Remember way, way back when I had talked about how cool it would be to be able to take the Internet with me anywhere I went and wouldn’t have to depend on sitting at my computer at home? And then, obviously smart phones and WiFi became a normal everyday thing.
Yeah, so… maybe if I put it out there, the universe will respond again. I know they are already working on this but I want it to happen in my lifetime. And not in like 40 years, when I’m too old to actually make use of it. Like, soon.
I want self-driving cars.
Whenever “old” movies were set in the “future”, they always had flying cars. I never liked that idea. It seems way too dangerous. People can barely drive on a flat surface. If you add in having to track what’s going on above and below you as well as in front and behind… No thanks.
I had to look up if there were even any self-driving cars in movies that DON’T fly. Something like what I actually want. I came across this list and this list, both of which I take objection to since many of theirs are self-aware autonomous beings in car shapes. Like, why didn’t they just include Lightning McQueen, in that case? LOL. But the inclusion of I, Robot is interesting. I only saw that once, yeeeeeears ago, and don’t remember that scene at all. Maybe it’s time for a rewatch. And I’ve never even seen Timecop, although it’s on my list.
(It’s been awhile… I had to check. Total Recall had self-driving taxis (Johnny Cab, FTW!) but it looks like only the cabs were auto-piloted.)
More recently, because self-driving cars are on the verge of being a thing, more examples can be seen in TV and movies. We just finished watching the first season of Upload, which has a self-driving car as a critical element in the plot. It’s the closest version I’ve seen to what I want. Minus the crash, obviously.

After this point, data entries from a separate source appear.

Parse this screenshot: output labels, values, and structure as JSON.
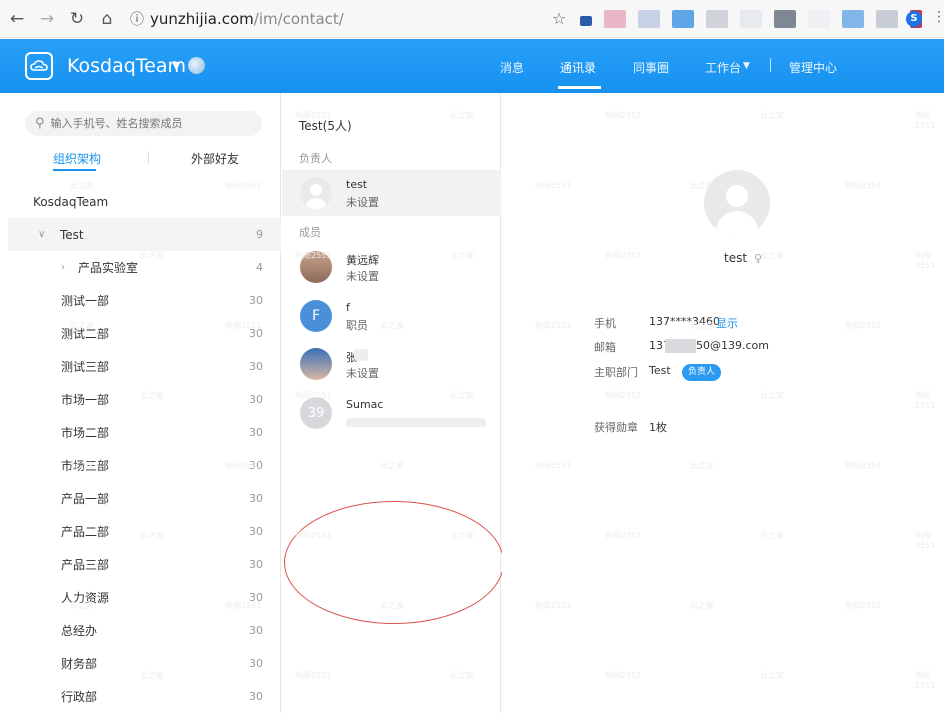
{
  "browser": {
    "url_host": "yunzhijia.com",
    "url_path": "/im/contact/",
    "profile_initial": "S"
  },
  "header": {
    "team_name": "KosdaqTeam",
    "nav": {
      "messages": "消息",
      "contacts": "通讯录",
      "colleagues": "同事圈",
      "workbench": "工作台",
      "admin": "管理中心"
    }
  },
  "left": {
    "search_placeholder": "输入手机号、姓名搜索成员",
    "tabs": {
      "org": "组织架构",
      "external": "外部好友"
    },
    "root": "KosdaqTeam",
    "selected": {
      "name": "Test",
      "count": "9"
    },
    "sub": {
      "name": "产品实验室",
      "count": "4"
    },
    "depts": [
      {
        "name": "测试一部",
        "count": "30"
      },
      {
        "name": "测试二部",
        "count": "30"
      },
      {
        "name": "测试三部",
        "count": "30"
      },
      {
        "name": "市场一部",
        "count": "30"
      },
      {
        "name": "市场二部",
        "count": "30"
      },
      {
        "name": "市场三部",
        "count": "30"
      },
      {
        "name": "产品一部",
        "count": "30"
      },
      {
        "name": "产品二部",
        "count": "30"
      },
      {
        "name": "产品三部",
        "count": "30"
      },
      {
        "name": "人力资源",
        "count": "30"
      },
      {
        "name": "总经办",
        "count": "30"
      },
      {
        "name": "财务部",
        "count": "30"
      },
      {
        "name": "行政部",
        "count": "30"
      }
    ]
  },
  "middle": {
    "title": "Test(5人)",
    "leader_label": "负责人",
    "member_label": "成员",
    "leader": {
      "name": "test",
      "role": "未设置"
    },
    "members": [
      {
        "name": "黄远辉",
        "role": "未设置"
      },
      {
        "name": "f",
        "role": "职员",
        "initial": "F"
      },
      {
        "name": "张",
        "role": "未设置"
      },
      {
        "name": "Sumac",
        "role": "",
        "initial": "39"
      }
    ]
  },
  "detail": {
    "name": "test",
    "phone_label": "手机",
    "phone": "137****3460",
    "show_label": "显示",
    "email_label": "邮箱",
    "email_prefix": "1379",
    "email_suffix": "50@139.com",
    "dept_label": "主职部门",
    "dept": "Test",
    "dept_badge": "负责人",
    "medal_label": "获得勋章",
    "medal": "1枚"
  },
  "colors": {
    "brand": "#1b9af7",
    "accent": "#1b95ee",
    "annotation": "#d9534f"
  }
}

Really, what I’m looking forward to is to not be dependant on someone else to get me where I want to go. If I want to go visit a friend, I can just hop in my car, and sit back while it gets me there. I don’t have to schedule a time when Hubby can take me. I don’t have to feel guilty about getting a friend to come pick me up. I don’t have to pay a fortune for a taxi or the hassle of slow-moving, uncomfortable public transit. If I wanted to go on a road trip alone, I could. I can just go where I want on a whim. You know, like people who actually drive their own cars do now.
For many years, “learn to drive” was on my New Years Resolutions list. It was always something I meant to do that I just hadn’t gotten around to yet. After awhile, I gave up on the idea because I was just THAT lazy and it was too expensive. But now? Honestly, I know I don’t have the coordination and concentration to be able to operate a motor vehicle safely. With the executive dysfunction issues I have, I’m aware of my limitations when it comes to things like that. I’ve had so many people tell me things like, “It’s never too late” and that it’s not that hard. I just smile and say nope. I know what I’m capable of and I’m okay with not killing myself to do something that I find way more difficult than most other people do. Maybe if I put in a supreme amount of effort, I could be a mediocre driver someday, but the amount of stress and uncertainty I would have to endure to do so, with the reality that it IS actually more expensive than what we can afford, it isn’t worth it.
I will never learn to drive.
They are working on self-driving cars now and *fingers crossed* that may become a viable reality within my useable lifetime.
If not, give me an AI butler that can drive me places.